Michael Bay a dirigé quatorze films au cours du dernier quart de siècle, et n’a toujours pas réussi à dépasser son deuxième travail de réalisateur. The Rock est sans conteste l’un des meilleurs blockbusters d’action des années 1990 et sans doute l’un des meilleurs jamais réalisés, prenant la hauteur conceptuelle d’une situation d’otage sur Alcatraz et la transformant en une course à sensations fortes qui n’a jamais se prend trop au sérieux.
Une tempête parfaite de talent, The Rock a vu le plus récent prodige du cinéma d’action derrière la caméra et a marqué la collaboration finale entre le duo de producteurs de puissance Jerry Bruckheimer et Don Simpson, ce dernier étant décédé quatre mois avant son coup théâtres. Deux des meilleurs écrivains de l’industrie étaient également impliqués alors qu’Aaron Sorkin et Quentin Tarantino exécutaient tous deux des réécritures non créditées sur le scénario, tandis que l’ensemble était parfaitement moulé de haut en bas.
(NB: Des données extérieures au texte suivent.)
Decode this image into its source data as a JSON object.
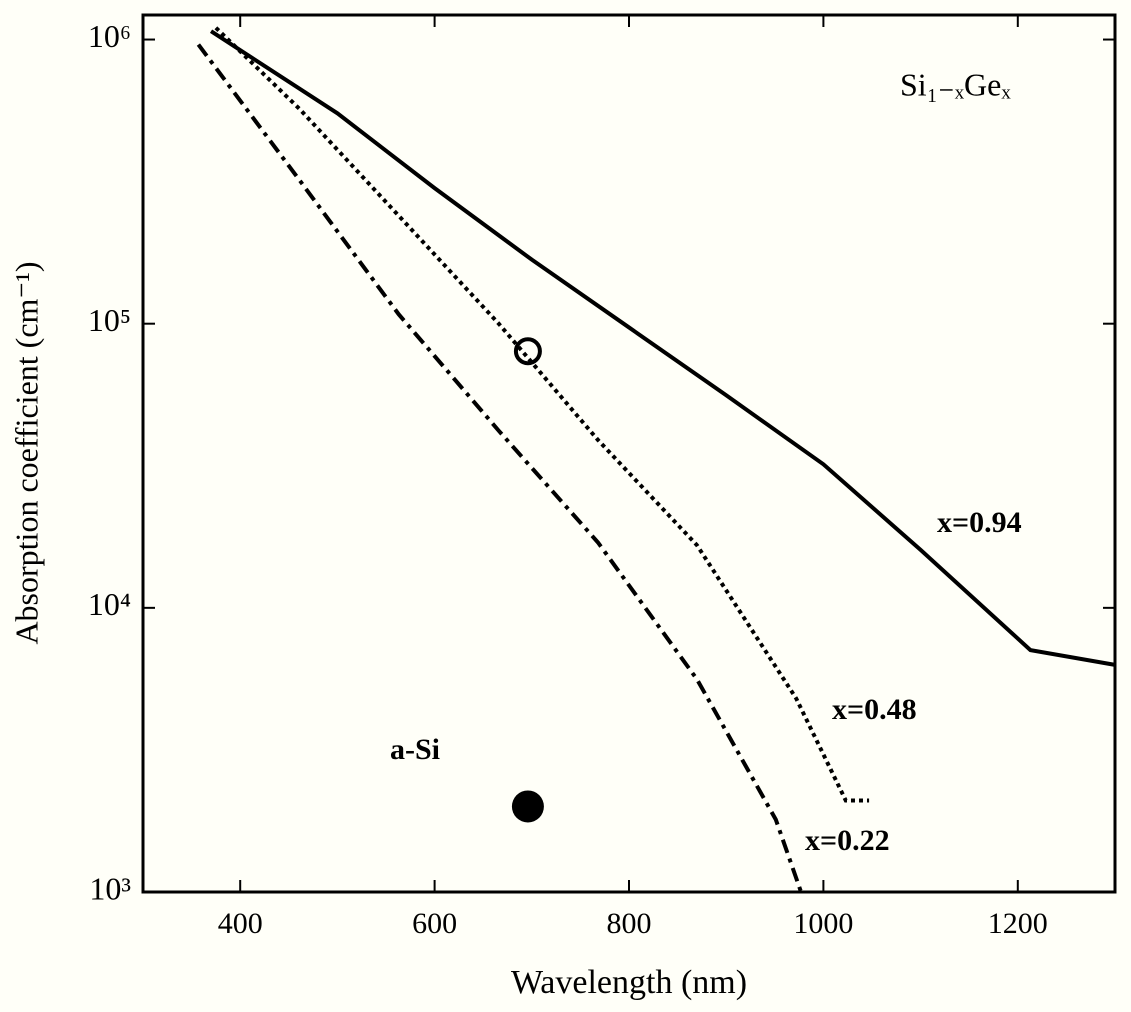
{
  "chart_data": {
    "type": "line",
    "x_label": "Wavelength (nm)",
    "y_label": "Absorption coefficient (cm⁻¹)",
    "annotation": "Si₁₋ₓGeₓ",
    "log_y": true,
    "xlim": [
      300,
      1300
    ],
    "xticks": [
      400,
      600,
      800,
      1000,
      1200
    ],
    "ylim": [
      1000,
      1220000
    ],
    "yticks": [
      {
        "value": 1000,
        "label": "10³"
      },
      {
        "value": 10000,
        "label": "10⁴"
      },
      {
        "value": 100000,
        "label": "10⁵"
      },
      {
        "value": 1000000,
        "label": "10⁶"
      }
    ],
    "series": [
      {
        "name": "x=0.94",
        "color": "#000000",
        "dash": "solid",
        "x": [
          370,
          500,
          600,
          700,
          800,
          900,
          1000,
          1100,
          1213,
          1300
        ],
        "values": [
          1070000,
          550000,
          300000,
          168000,
          97000,
          56000,
          32000,
          16000,
          7100,
          6300
        ]
      },
      {
        "name": "x=0.48",
        "color": "#000000",
        "dash": "dotted",
        "x": [
          375,
          461,
          563,
          666,
          768,
          870,
          972,
          1023,
          1047
        ],
        "values": [
          1100000,
          570000,
          240000,
          100000,
          39000,
          16600,
          4800,
          2100,
          2100
        ]
      },
      {
        "name": "x=0.22",
        "color": "#000000",
        "dash": "dashed",
        "x": [
          357,
          461,
          563,
          666,
          768,
          870,
          951,
          977
        ],
        "values": [
          960000,
          320000,
          108000,
          42000,
          17000,
          5600,
          1800,
          1000
        ]
      }
    ],
    "points": [
      {
        "x": 696,
        "y": 80000,
        "fill": "none"
      },
      {
        "x": 696,
        "y": 2000,
        "fill": "#000000",
        "label": "a-Si"
      }
    ]
  }
}
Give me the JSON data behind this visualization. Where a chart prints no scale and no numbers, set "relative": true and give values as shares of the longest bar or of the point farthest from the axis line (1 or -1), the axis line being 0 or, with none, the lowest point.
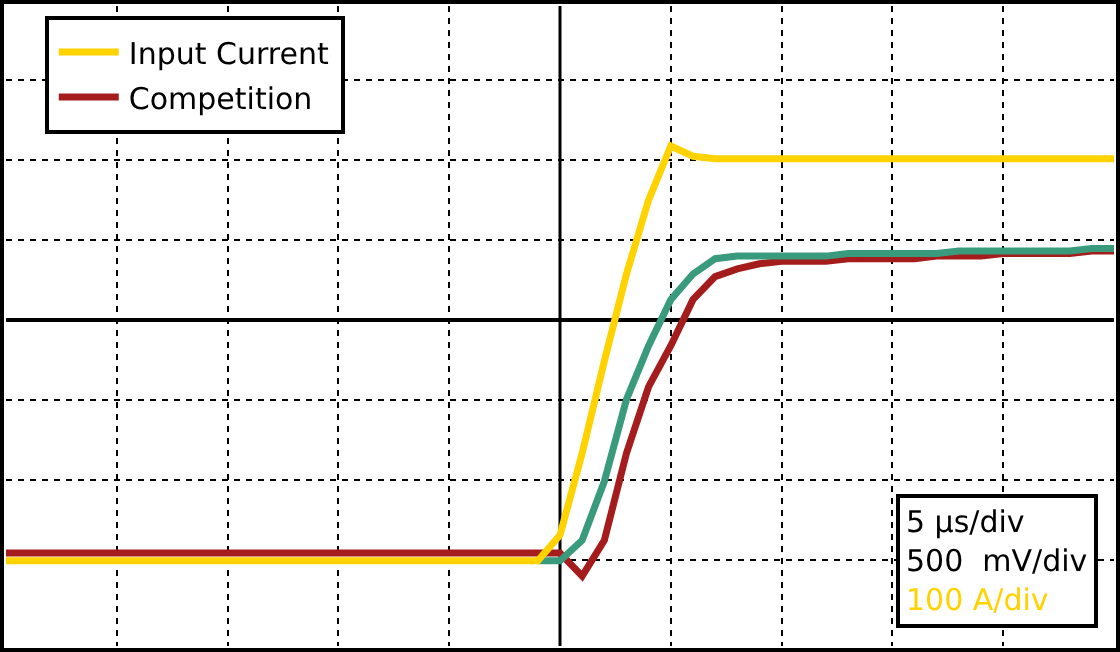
{
  "chart_data": {
    "type": "line",
    "relative": true,
    "grid": true,
    "legend": "top left",
    "line_style": "solid",
    "categories": [
      null,
      null,
      null,
      null,
      null,
      null,
      null,
      null,
      null,
      null,
      null,
      null,
      null,
      null,
      null,
      null,
      null,
      null,
      null,
      null,
      null,
      null,
      null,
      null,
      null,
      null,
      null,
      null,
      null,
      null,
      null,
      null,
      null,
      null,
      null,
      null,
      null,
      null,
      null,
      null,
      null,
      null,
      null,
      null,
      null,
      null,
      null,
      null,
      null,
      null,
      null
    ],
    "series": [
      {
        "name": "Input Current",
        "color": "#ffd200",
        "values": [
          -0.94,
          -0.94,
          -0.94,
          -0.94,
          -0.94,
          -0.94,
          -0.94,
          -0.94,
          -0.94,
          -0.94,
          -0.94,
          -0.94,
          -0.94,
          -0.94,
          -0.94,
          -0.94,
          -0.94,
          -0.94,
          -0.94,
          -0.94,
          -0.94,
          -0.94,
          -0.94,
          -0.94,
          -0.94,
          -0.84,
          -0.52,
          -0.16,
          0.18,
          0.47,
          0.68,
          0.64,
          0.63,
          0.63,
          0.63,
          0.63,
          0.63,
          0.63,
          0.63,
          0.63,
          0.63,
          0.63,
          0.63,
          0.63,
          0.63,
          0.63,
          0.63,
          0.63,
          0.63,
          0.63,
          0.63
        ]
      },
      {
        "color": "#3a9a7c",
        "values": [
          null,
          null,
          null,
          null,
          null,
          null,
          null,
          null,
          null,
          null,
          null,
          null,
          null,
          null,
          null,
          null,
          null,
          null,
          null,
          null,
          null,
          null,
          null,
          null,
          -0.94,
          -0.94,
          -0.86,
          -0.63,
          -0.31,
          -0.1,
          0.08,
          0.18,
          0.24,
          0.25,
          0.25,
          0.25,
          0.25,
          0.25,
          0.26,
          0.26,
          0.26,
          0.26,
          0.26,
          0.27,
          0.27,
          0.27,
          0.27,
          0.27,
          0.27,
          0.28,
          0.28
        ]
      },
      {
        "name": "Competition",
        "color": "#a51c1c",
        "values": [
          -0.91,
          -0.91,
          -0.91,
          -0.91,
          -0.91,
          -0.91,
          -0.91,
          -0.91,
          -0.91,
          -0.91,
          -0.91,
          -0.91,
          -0.91,
          -0.91,
          -0.91,
          -0.91,
          -0.91,
          -0.91,
          -0.91,
          -0.91,
          -0.91,
          -0.91,
          -0.91,
          -0.91,
          -0.91,
          -0.91,
          -1,
          -0.86,
          -0.52,
          -0.26,
          -0.1,
          0.08,
          0.17,
          0.2,
          0.22,
          0.23,
          0.23,
          0.23,
          0.24,
          0.24,
          0.24,
          0.24,
          0.25,
          0.25,
          0.25,
          0.26,
          0.26,
          0.26,
          0.26,
          0.27,
          0.27
        ]
      }
    ],
    "annotations": [
      "5 µs/div",
      "500  mV/div",
      "100 A/div"
    ]
  }
}
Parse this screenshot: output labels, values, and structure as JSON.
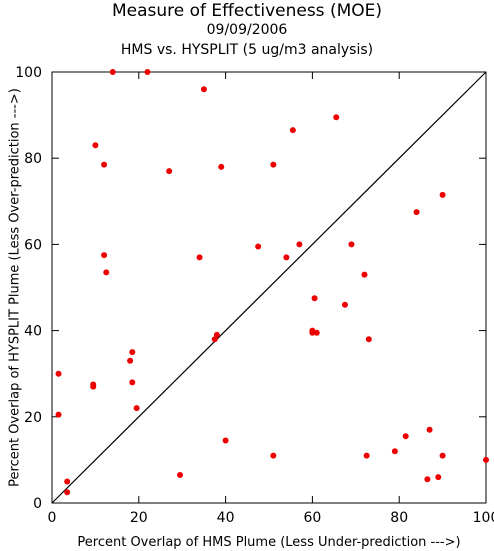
{
  "chart_data": {
    "type": "scatter",
    "title": "Measure of Effectiveness (MOE)",
    "subtitle_date": "09/09/2006",
    "subtitle_analysis": "HMS vs. HYSPLIT  (5 ug/m3 analysis)",
    "xlabel": "Percent Overlap of HMS Plume (Less Under-prediction --->)",
    "ylabel": "Percent Overlap of HYSPLIT Plume (Less Over-prediction --->)",
    "xlim": [
      0,
      100
    ],
    "ylim": [
      0,
      100
    ],
    "xticks": [
      0,
      20,
      40,
      60,
      80,
      100
    ],
    "yticks": [
      0,
      20,
      40,
      60,
      80,
      100
    ],
    "reference_line": "y = x",
    "point_color": "#ee0000",
    "points": [
      [
        14,
        100
      ],
      [
        22,
        100
      ],
      [
        35,
        96
      ],
      [
        10,
        83
      ],
      [
        12,
        78.5
      ],
      [
        27,
        77
      ],
      [
        39,
        78
      ],
      [
        51,
        78.5
      ],
      [
        55.5,
        86.5
      ],
      [
        65.5,
        89.5
      ],
      [
        90,
        71.5
      ],
      [
        84,
        67.5
      ],
      [
        12,
        57.5
      ],
      [
        12.5,
        53.5
      ],
      [
        34,
        57
      ],
      [
        47.5,
        59.5
      ],
      [
        54,
        57
      ],
      [
        57,
        60
      ],
      [
        69,
        60
      ],
      [
        72,
        53
      ],
      [
        60.5,
        47.5
      ],
      [
        67.5,
        46
      ],
      [
        60,
        40
      ],
      [
        60,
        39.5
      ],
      [
        61,
        39.5
      ],
      [
        73,
        38
      ],
      [
        38,
        39
      ],
      [
        37.5,
        38
      ],
      [
        18.5,
        35
      ],
      [
        18,
        33
      ],
      [
        1.5,
        30
      ],
      [
        18.5,
        28
      ],
      [
        9.5,
        27.5
      ],
      [
        9.5,
        27
      ],
      [
        19.5,
        22
      ],
      [
        1.5,
        20.5
      ],
      [
        40,
        14.5
      ],
      [
        87,
        17
      ],
      [
        81.5,
        15.5
      ],
      [
        79,
        12
      ],
      [
        72.5,
        11
      ],
      [
        51,
        11
      ],
      [
        90,
        11
      ],
      [
        100,
        10
      ],
      [
        29.5,
        6.5
      ],
      [
        89,
        6
      ],
      [
        86.5,
        5.5
      ],
      [
        3.5,
        5
      ],
      [
        3.5,
        2.5
      ]
    ]
  }
}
Nicolas Cage, le lauréat d’un Oscar, récemment frappé en tête d’affiche de son premier film d’action, tandis que Sean Connery a apporté chaque once de son charisme et de son pouvoir de star au rôle du détenu injustement emprisonné John Mason, avec la dynamique de chamaillerie du duo central générant une chimie sérieuse et fournissant beaucoup de rires majeurs.
Bay a récemment partagé un hommage émouvant pour marquer le décès de Connery à l’âge de 90 ans, et on aurait dit qu’il était émerveillé en tant que jeune réalisateur relativement peu prouvé travaillant avec une véritable icône hollywoodienne.
«C’était une légende. Nous avons tous quelques enseignants dans nos carrières. Ceux qui impriment quelque chose de spécial sur votre être. Des enseignants que vous n’avez pas vus depuis 20 ans, mais dont vous vous souvenez encore de leur sagesse comme hier. Sean Connery était l’un de ceux pour moi. J’étais jeune, stupide, en train de faire mon deuxième film, The Rock . J’avais entendu dire qu’il était notoirement dur avec les réalisateurs. J’étais terrifié quand je lui ai donné ma première direction, «Euh, Sean, peux-tu s’il te plaît faire ça moins charmant». Il a dit, bien sûr, mon garçon ». «Garçon» était le surnom qu’il m’a donné. »

Le cinéaste a également partagé une anecdote sur la façon dont Connery n’a utilisé rien d’autre que sa pure présence pour empêcher les cadres du studio de ne pas voir la production fonctionner avec quelques jours de retard.
«Sean conduit et je suis seul à le filmer. Il claque les freins, ma tête heurte la vitre. Il dit: «Ça va?». Je dis: « Non, les gens de Disney sont là pour me botter le cul pour avoir dépassé de deux jours le calendrier ». Sean, avec ce regard sournois, dit: «Tu veux que je t’aide?». Déjeuner avec les cadres de Disney dans une classe de troisième année, assis à de minuscules tables et chaises. Nous ressemblions à des géants. J’annonce que M. Connery aimerait visiter et dire bonjour. Sean entre, s’assoit en face des cadres bouche bée. Dans le style classique de Sean Connery, il ceinture dans son brogue écossais: «Ce garçon fait du bon travail, et vous vivez dans votre tour d’ivoire de Disney et nous avons besoin de plus d’argent f * cking». Sans manquer un battement, ils ont répondu. ‘D’accord. Combien?’. Il l’a fait parce qu’il aimait les films. Il aimait l’excellence et faire de son mieux. Son éthique de travail était incomparable, la meilleure que j’aie jamais connue. »
Beaucoup de fans revisiteront The Rock au cours des prochains jours pour célébrer l’héritage de Sean Connery et il y a peu de meilleurs hommages aux dernières étapes de la carrière de l’acteur que l’un des films les plus purement divertissants dans lesquels il ait joué.